Earlier this week, Icon Burger Acquisition, LLC agreed to settle a racial discrimination lawsuit for $70,000. In addition, the company must “implement substantial non-monetary measures,” according to the U.S. Equal Employment Opportunity Commission (EEOC). What happened, though?
According to the lawsuit, a manager at a Smashburger in Long Island, New York “subjected an African American employee to a racially hostile work environment.” The suit further stated the employee was frequently on the receiving end of racial slurs and the employee was harassed for “being in an interracial relationship.” When the employee complained about the treatment to his district manager, his complaints weren’t “taken seriously and the manager then succeeded in having him involuntarily transferred to a location much farther from his home,” according to the EEOC.
The treatment the employee allegedly endured violated Title VII of the Civil Rights Act of 1964, which protects employees from workplace harassment based on race. The suit was filed in U.S. District Court for the Eastern District of New York. However, before it was filed, the EEOC attempted to reach a pre-litigation settlement through its voluntary conciliation process.

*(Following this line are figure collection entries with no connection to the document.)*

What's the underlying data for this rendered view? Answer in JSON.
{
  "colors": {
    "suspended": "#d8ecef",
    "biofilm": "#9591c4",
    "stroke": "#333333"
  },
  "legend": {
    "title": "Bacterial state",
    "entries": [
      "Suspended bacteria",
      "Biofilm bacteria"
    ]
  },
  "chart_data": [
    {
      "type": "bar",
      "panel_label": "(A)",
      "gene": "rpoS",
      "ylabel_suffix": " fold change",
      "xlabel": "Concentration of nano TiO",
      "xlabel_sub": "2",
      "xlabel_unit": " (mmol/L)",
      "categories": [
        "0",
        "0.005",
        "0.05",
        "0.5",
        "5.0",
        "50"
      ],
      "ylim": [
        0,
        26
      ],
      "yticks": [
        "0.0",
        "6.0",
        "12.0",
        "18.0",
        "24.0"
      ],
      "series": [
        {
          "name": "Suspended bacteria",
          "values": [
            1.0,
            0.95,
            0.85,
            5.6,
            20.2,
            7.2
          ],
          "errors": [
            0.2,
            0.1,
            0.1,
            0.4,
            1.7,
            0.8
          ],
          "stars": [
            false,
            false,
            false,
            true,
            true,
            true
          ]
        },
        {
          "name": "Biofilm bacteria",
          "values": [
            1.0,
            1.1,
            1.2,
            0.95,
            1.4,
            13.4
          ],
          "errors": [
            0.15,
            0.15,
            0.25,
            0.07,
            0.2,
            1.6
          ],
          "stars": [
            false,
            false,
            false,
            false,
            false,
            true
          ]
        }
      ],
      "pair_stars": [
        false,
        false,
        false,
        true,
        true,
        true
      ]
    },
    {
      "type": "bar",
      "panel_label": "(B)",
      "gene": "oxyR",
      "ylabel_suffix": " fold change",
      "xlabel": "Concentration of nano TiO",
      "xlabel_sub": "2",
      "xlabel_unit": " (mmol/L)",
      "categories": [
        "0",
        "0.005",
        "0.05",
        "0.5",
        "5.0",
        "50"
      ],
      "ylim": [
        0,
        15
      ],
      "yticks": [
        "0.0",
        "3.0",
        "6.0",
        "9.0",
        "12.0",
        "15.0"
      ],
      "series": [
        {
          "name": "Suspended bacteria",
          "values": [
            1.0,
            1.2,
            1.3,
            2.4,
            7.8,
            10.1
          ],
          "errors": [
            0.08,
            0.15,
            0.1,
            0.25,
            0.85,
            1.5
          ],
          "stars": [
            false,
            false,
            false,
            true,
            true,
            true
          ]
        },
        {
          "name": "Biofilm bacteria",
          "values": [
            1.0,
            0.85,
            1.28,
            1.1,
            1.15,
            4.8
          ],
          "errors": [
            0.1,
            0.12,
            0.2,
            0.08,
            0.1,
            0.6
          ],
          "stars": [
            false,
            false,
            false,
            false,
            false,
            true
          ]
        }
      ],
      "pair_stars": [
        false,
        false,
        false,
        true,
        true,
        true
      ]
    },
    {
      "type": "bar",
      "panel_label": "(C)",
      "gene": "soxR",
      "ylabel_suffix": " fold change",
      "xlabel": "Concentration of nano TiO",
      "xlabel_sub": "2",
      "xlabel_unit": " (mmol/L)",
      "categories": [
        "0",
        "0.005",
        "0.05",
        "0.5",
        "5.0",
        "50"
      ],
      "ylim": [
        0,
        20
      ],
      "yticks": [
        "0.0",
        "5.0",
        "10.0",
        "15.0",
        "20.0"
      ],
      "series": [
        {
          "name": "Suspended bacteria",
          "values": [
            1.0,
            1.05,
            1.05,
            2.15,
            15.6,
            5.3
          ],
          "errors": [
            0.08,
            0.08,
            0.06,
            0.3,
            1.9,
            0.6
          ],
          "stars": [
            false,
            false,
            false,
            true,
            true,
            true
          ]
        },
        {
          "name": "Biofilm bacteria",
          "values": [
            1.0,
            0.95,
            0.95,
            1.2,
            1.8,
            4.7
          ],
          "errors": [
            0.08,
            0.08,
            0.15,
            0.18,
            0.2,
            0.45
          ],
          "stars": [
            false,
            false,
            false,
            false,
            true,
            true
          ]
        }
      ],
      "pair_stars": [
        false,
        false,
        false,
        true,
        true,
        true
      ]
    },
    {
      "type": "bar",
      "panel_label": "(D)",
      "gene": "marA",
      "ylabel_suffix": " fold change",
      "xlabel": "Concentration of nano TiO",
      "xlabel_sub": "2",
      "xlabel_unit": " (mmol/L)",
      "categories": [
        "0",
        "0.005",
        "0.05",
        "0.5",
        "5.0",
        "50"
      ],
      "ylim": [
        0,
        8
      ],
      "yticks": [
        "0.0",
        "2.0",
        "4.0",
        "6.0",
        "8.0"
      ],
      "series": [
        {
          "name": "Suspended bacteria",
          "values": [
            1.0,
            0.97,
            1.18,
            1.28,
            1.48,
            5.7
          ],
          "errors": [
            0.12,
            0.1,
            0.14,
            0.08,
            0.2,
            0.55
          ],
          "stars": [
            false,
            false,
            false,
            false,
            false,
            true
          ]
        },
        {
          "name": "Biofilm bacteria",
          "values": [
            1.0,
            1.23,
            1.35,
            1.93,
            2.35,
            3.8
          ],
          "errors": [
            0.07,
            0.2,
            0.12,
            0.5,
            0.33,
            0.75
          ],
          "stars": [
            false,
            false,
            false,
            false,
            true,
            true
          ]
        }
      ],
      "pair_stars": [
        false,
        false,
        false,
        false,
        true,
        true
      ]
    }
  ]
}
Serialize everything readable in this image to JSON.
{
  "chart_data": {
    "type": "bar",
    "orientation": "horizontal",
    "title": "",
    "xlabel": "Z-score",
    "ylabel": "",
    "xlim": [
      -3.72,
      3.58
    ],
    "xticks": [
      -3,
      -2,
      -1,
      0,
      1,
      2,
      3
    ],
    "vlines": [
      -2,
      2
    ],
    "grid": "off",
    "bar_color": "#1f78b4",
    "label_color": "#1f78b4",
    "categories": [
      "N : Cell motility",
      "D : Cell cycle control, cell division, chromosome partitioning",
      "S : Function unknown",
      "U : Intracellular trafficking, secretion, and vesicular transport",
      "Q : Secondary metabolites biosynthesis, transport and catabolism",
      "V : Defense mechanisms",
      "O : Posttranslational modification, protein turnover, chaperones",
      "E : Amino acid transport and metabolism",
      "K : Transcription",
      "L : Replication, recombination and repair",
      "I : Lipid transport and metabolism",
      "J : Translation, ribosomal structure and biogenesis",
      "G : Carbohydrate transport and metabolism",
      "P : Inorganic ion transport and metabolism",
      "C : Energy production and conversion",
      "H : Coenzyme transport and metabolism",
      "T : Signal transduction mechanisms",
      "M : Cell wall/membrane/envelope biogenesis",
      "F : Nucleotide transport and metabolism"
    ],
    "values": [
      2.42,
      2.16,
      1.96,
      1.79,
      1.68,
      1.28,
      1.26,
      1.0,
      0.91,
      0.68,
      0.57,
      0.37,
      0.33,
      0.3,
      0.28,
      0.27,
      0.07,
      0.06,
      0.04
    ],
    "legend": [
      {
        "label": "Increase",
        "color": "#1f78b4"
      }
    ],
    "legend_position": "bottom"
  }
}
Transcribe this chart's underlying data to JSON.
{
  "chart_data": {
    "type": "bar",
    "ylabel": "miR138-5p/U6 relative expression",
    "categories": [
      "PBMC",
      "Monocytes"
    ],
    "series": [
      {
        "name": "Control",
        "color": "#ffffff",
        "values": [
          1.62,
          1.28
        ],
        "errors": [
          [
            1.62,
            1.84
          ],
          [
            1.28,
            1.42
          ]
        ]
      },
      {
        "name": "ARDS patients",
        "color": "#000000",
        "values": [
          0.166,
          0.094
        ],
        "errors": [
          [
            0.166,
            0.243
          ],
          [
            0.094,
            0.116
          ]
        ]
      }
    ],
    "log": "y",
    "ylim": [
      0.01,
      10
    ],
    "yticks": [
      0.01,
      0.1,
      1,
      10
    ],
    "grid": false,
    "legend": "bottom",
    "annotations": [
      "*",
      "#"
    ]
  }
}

Earlier this month, U.S. District Court Judge Joanna Seybert “entered a three-year consent decree to resolve the case.” As part of the decree, the employee received $70,000 in compensatory damages for “emotional distress and other damages.” Additionally, the employee was granted non-monetary relief, including the following, according to the decree: “revisions to Smashburger’s nationwide anti-discrimination policies; creation of nationwide procedures for the investigation of discrimination and retaliation complaints; nationwide training for supervisors, management, and human resources employees; training for all New York employees; and periodic reporting to the EEOC.”
When commenting on the case, EEOC Regional Attorney Jeffrey Burstein said:
“Calling an African American employee by cruel racial epithets is both abhorrent and unlawful. It is the responsibility of every employer to take prompt, thorough action when it receives a report of racial harassment.”
Judy Keenan, the EEOC’s New York District Director, also chimed in and said:
“Racial slurs are unacceptable in the workplace, and it is an employer’s obligation to take immediate corrective action once it becomes aware of such misconduct.”
The EEOC’s New York District Office works to process discrimination charges, as well as “administrative enforcement, and the conduct of agency litigation” throughout a variety of states, including New York, northern New Jersey, Massachusetts, Connecticut, Maine, Rhode Island, Vermont, and New Hampshire. The EEOC itself is designed to help advance opportunities in the workplace by fighting against employment discrimination.